Не самое прекрасное зрелище.
– Уродство, да? – спросил Ричард Эшли. – Если не сказать хуже.
Несколько человек засмеялись.
Игорь начал вылизываться. «Типичный трубач. Из всего устроит представление».
– Тише, – прошептала я.
– А теперь посмотрите ещё раз и вспомните.
И одно только слово «вспомните» подействовало на меня волшебным образом. Я вспомнила, оглядывая зал, двести пар глаз, которые смотрели вокруг вместе со мной. Вспомнила, как сидела в бельэтаже с мамой и наблюдала за репетицией. Она внимательно следила за происходящим, не отрывая глаз от сцены. «Это магия», – шепнула она мне однажды, держа меня на коленях и указывая на разные инструменты. Порой Маэстро поворачивался к нам и обеими руками посылал воздушные поцелуи. Музыканты свистели и ухали, и мама прятала лицо в моих волосах.
Я вспомнила, как нашла мостик и сообщила Эду и Ларри, что теперь там будет моё укрытие. Они помогли мне сделать флаг и прикрепить его на перила, чтобы все об этом знали.
Я вспомнила, как потихоньку наблюдала за Генри через цилиндр от туалетной бумаги.
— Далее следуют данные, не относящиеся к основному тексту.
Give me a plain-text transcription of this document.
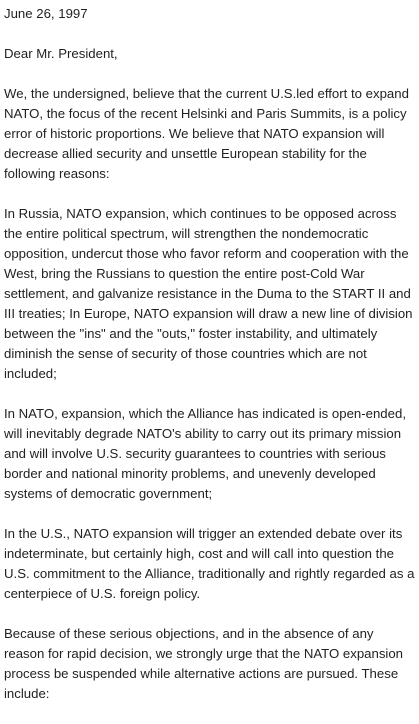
June 26, 1997

Dear Mr. President,

We, the undersigned, believe that the current U.S.led effort to expand NATO, the focus of the recent Helsinki and Paris Summits, is a policy error of historic proportions. We believe that NATO expansion will decrease allied security and unsettle European stability for the following reasons:

In Russia, NATO expansion, which continues to be opposed across the entire political spectrum, will strengthen the nondemocratic opposition, undercut those who favor reform and cooperation with the West, bring the Russians to question the entire post-Cold War settlement, and galvanize resistance in the Duma to the START II and III treaties; In Europe, NATO expansion will draw a new line of division between the "ins" and the "outs," foster instability, and ultimately diminish the sense of security of those countries which are not included;

In NATO, expansion, which the Alliance has indicated is open-ended, will inevitably degrade NATO's ability to carry out its primary mission and will involve U.S. security guarantees to countries with serious border and national minority problems, and unevenly developed systems of democratic government;

In the U.S., NATO expansion will trigger an extended debate over its indeterminate, but certainly high, cost and will call into question the U.S. commitment to the Alliance, traditionally and rightly regarded as a centerpiece of U.S. foreign policy.

Because of these serious objections, and in the absence of any reason for rapid decision, we strongly urge that the NATO expansion process be suspended while alternative actions are pursued. These include:
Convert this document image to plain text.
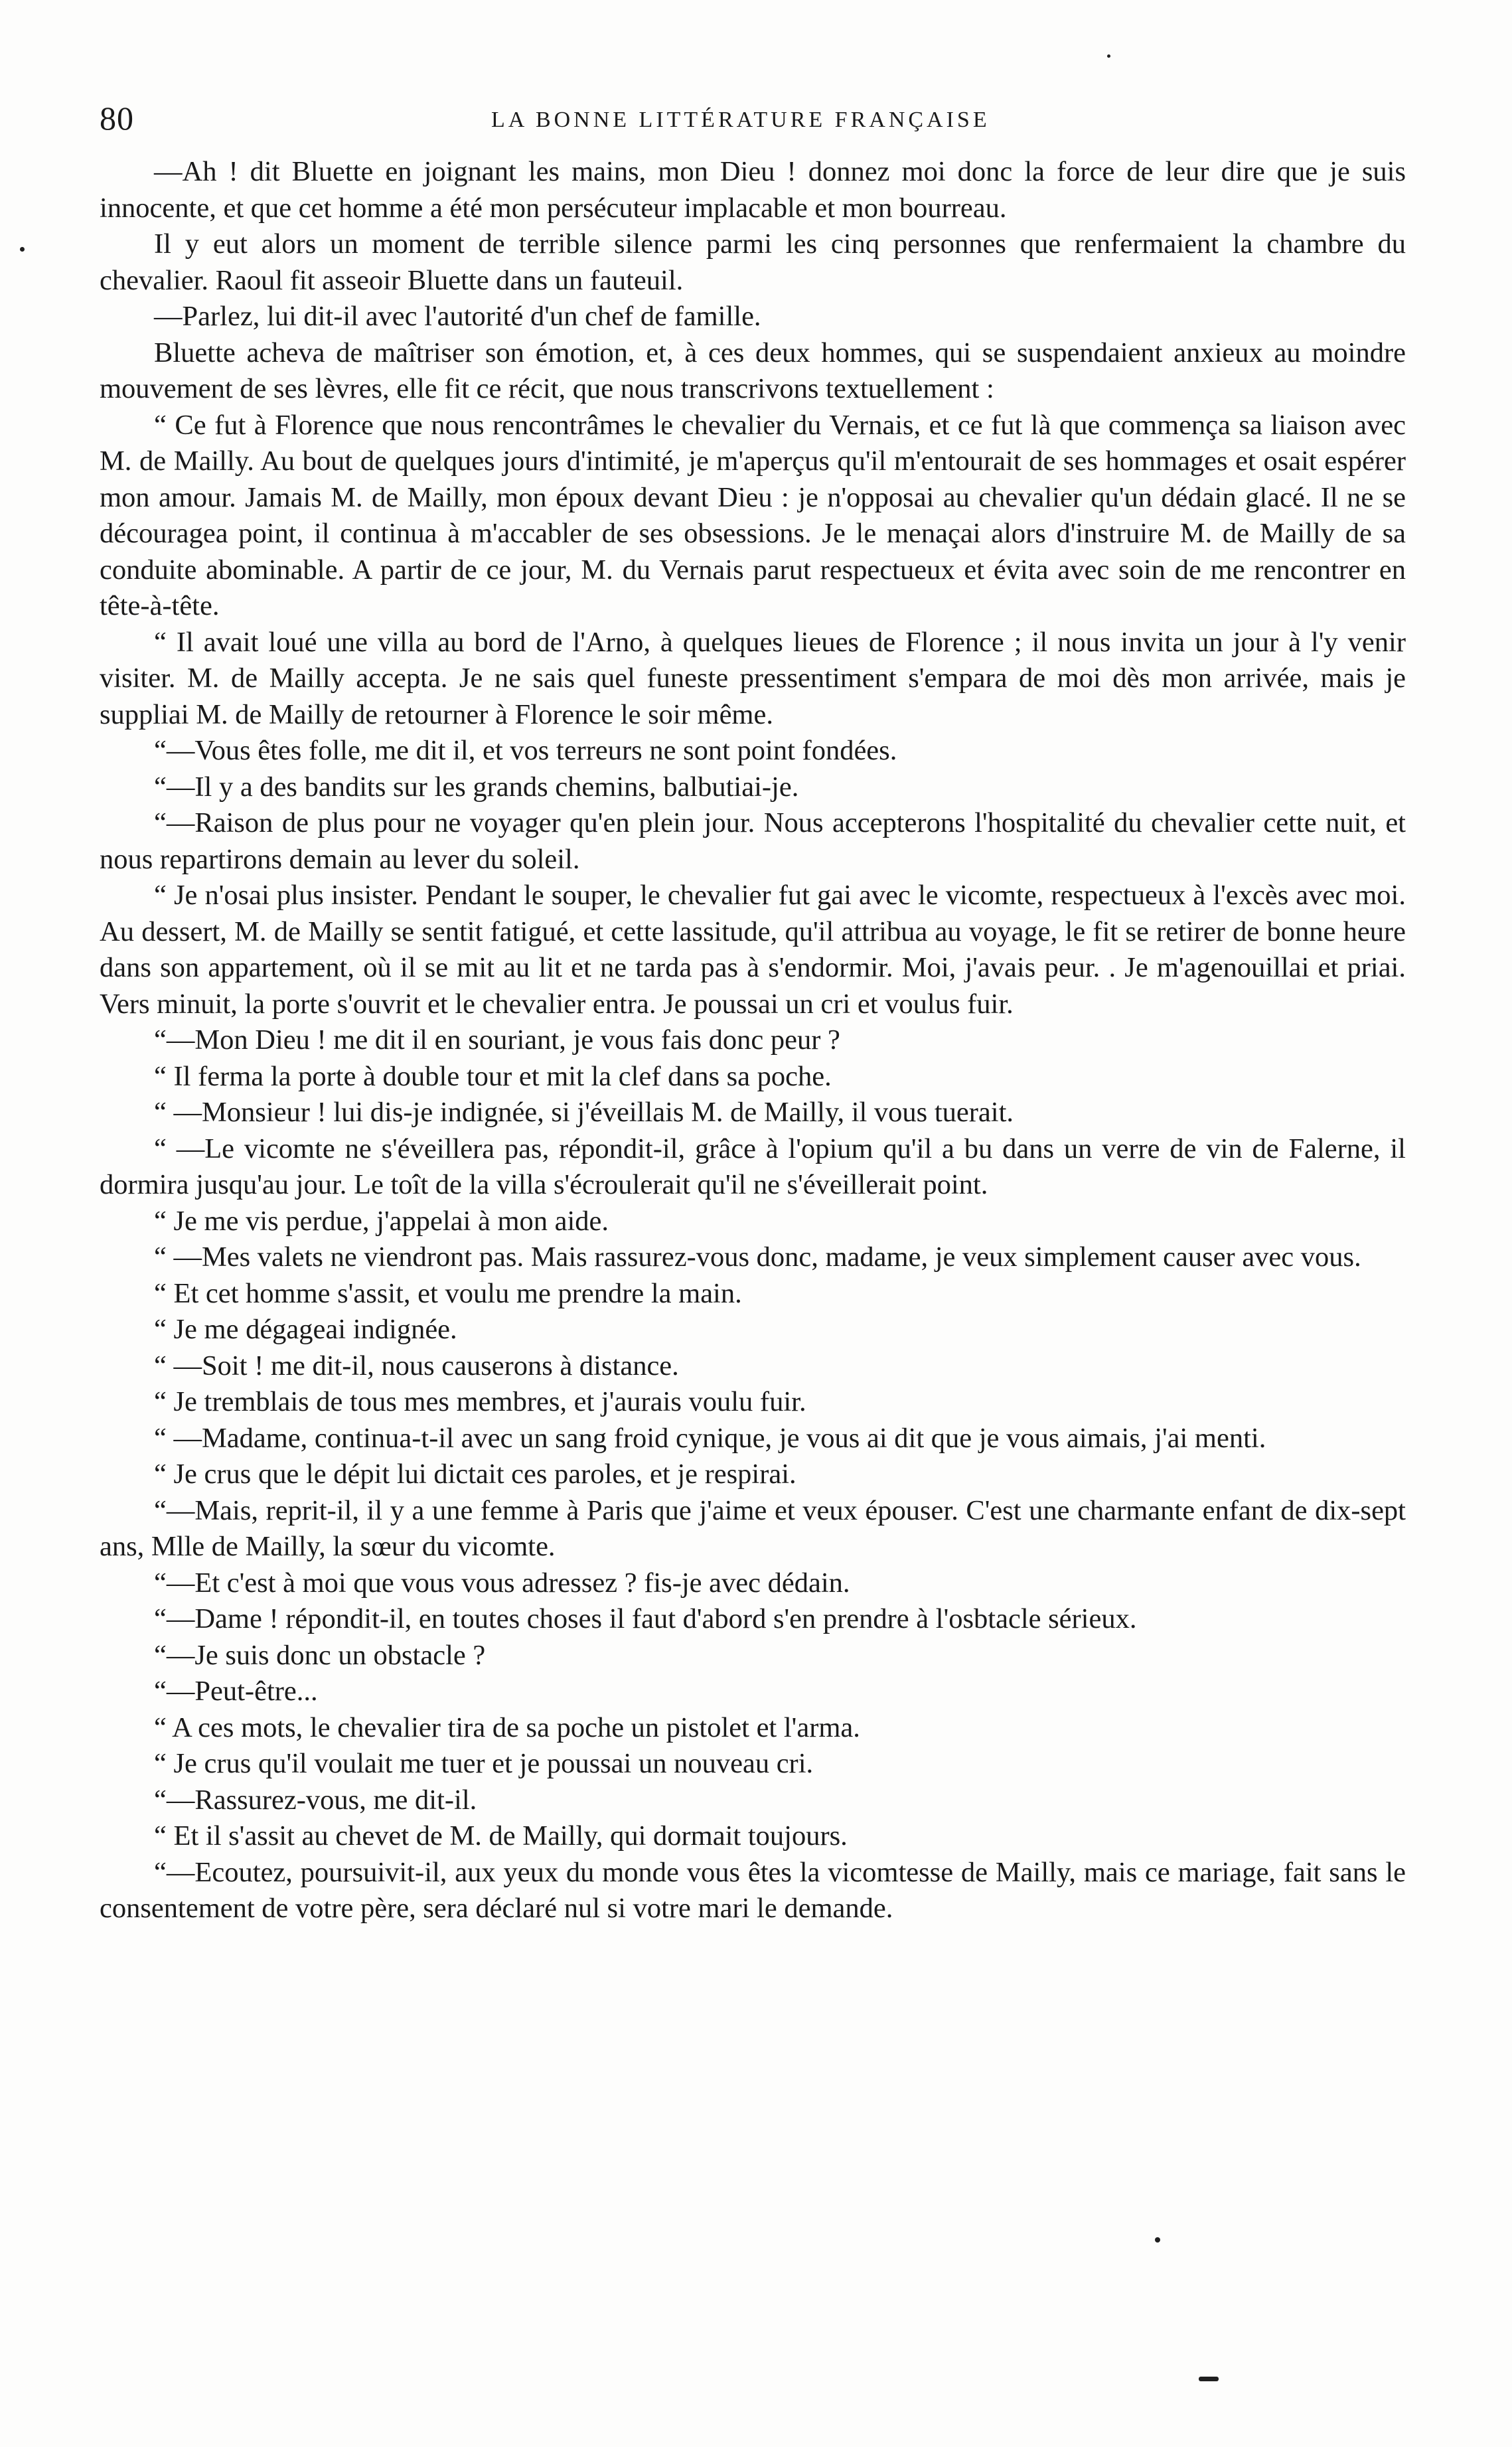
80	LA BONNE LITTÉRATURE FRANÇAISE

—Ah ! dit Bluette en joignant les mains, mon Dieu ! donnez moi donc la force de leur dire que je suis innocente, et que cet homme a été mon persécuteur implacable et mon bourreau.

Il y eut alors un moment de terrible silence parmi les cinq personnes que renfermaient la chambre du chevalier. Raoul fit asseoir Bluette dans un fauteuil.

—Parlez, lui dit-il avec l'autorité d'un chef de famille.

Bluette acheva de maîtriser son émotion, et, à ces deux hommes, qui se suspendaient anxieux au moindre mouvement de ses lèvres, elle fit ce récit, que nous transcrivons textuellement :

“ Ce fut à Florence que nous rencontrâmes le chevalier du Vernais, et ce fut là que commença sa liaison avec M. de Mailly. Au bout de quelques jours d'intimité, je m'aperçus qu'il m'entourait de ses hommages et osait espérer mon amour. Jamais M. de Mailly, mon époux devant Dieu : je n'opposai au chevalier qu'un dédain glacé. Il ne se découragea point, il continua à m'accabler de ses obsessions. Je le menaçai alors d'instruire M. de Mailly de sa conduite abominable. A partir de ce jour, M. du Vernais parut respectueux et évita avec soin de me rencontrer en tête-à-tête.

“ Il avait loué une villa au bord de l'Arno, à quelques lieues de Florence ; il nous invita un jour à l'y venir visiter. M. de Mailly accepta. Je ne sais quel funeste pressentiment s'empara de moi dès mon arrivée, mais je suppliai M. de Mailly de retourner à Florence le soir même.

“—Vous êtes folle, me dit il, et vos terreurs ne sont point fondées.

“—Il y a des bandits sur les grands chemins, balbutiai-je.

“—Raison de plus pour ne voyager qu'en plein jour. Nous accepterons l'hospitalité du chevalier cette nuit, et nous repartirons demain au lever du soleil.

“ Je n'osai plus insister. Pendant le souper, le chevalier fut gai avec le vicomte, respectueux à l'excès avec moi. Au dessert, M. de Mailly se sentit fatigué, et cette lassitude, qu'il attribua au voyage, le fit se retirer de bonne heure dans son appartement, où il se mit au lit et ne tarda pas à s'endormir. Moi, j'avais peur. . Je m'agenouillai et priai. Vers minuit, la porte s'ouvrit et le chevalier entra. Je poussai un cri et voulus fuir.

“—Mon Dieu ! me dit il en souriant, je vous fais donc peur ?

“ Il ferma la porte à double tour et mit la clef dans sa poche.

“ —Monsieur ! lui dis-je indignée, si j'éveillais M. de Mailly, il vous tuerait.

“ —Le vicomte ne s'éveillera pas, répondit-il, grâce à l'opium qu'il a bu dans un verre de vin de Falerne, il dormira jusqu'au jour. Le toît de la villa s'écroulerait qu'il ne s'éveillerait point.

“ Je me vis perdue, j'appelai à mon aide.

“ —Mes valets ne viendront pas. Mais rassurez-vous donc, madame, je veux simplement causer avec vous.

“ Et cet homme s'assit, et voulu me prendre la main.

“ Je me dégageai indignée.

“ —Soit ! me dit-il, nous causerons à distance.

“ Je tremblais de tous mes membres, et j'aurais voulu fuir.

“ —Madame, continua-t-il avec un sang froid cynique, je vous ai dit que je vous aimais, j'ai menti.

“ Je crus que le dépit lui dictait ces paroles, et je respirai.

“—Mais, reprit-il, il y a une femme à Paris que j'aime et veux épouser. C'est une charmante enfant de dix-sept ans, Mlle de Mailly, la sœur du vicomte.

“—Et c'est à moi que vous vous adressez ? fis-je avec dédain.

“—Dame ! répondit-il, en toutes choses il faut d'abord s'en prendre à l'osbtacle sérieux.

“—Je suis donc un obstacle ?

“—Peut-être...

“ A ces mots, le chevalier tira de sa poche un pistolet et l'arma.

“ Je crus qu'il voulait me tuer et je poussai un nouveau cri.

“—Rassurez-vous, me dit-il.

“ Et il s'assit au chevet de M. de Mailly, qui dormait toujours.

“—Ecoutez, poursuivit-il, aux yeux du monde vous êtes la vicomtesse de Mailly, mais ce mariage, fait sans le consentement de votre père, sera déclaré nul si votre mari le demande.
Как пряталась в подвале и рисовала. Как лежала на сцене и пыталась на бумаге довести до совершенства щупальца живущих в органе чудовищ.
Вспомнила, как считала концертный зал чужим и холодным зданием и как он вдруг превратился для меня в родной дом.
Музыканты улыбались, посмеивались, вытирали глаза. Разглядывали занавес, потолок, балконы, словно никогда ничего подобного не видели.
– Этот зал был нашим домом, – сказал Ричард. – Для некоторых из нас – много лет. И он достоин хороших про́водов. Поэтому мы сделали несколько звонков, подёргали за ниточки, а теперь пора работать. Оливия!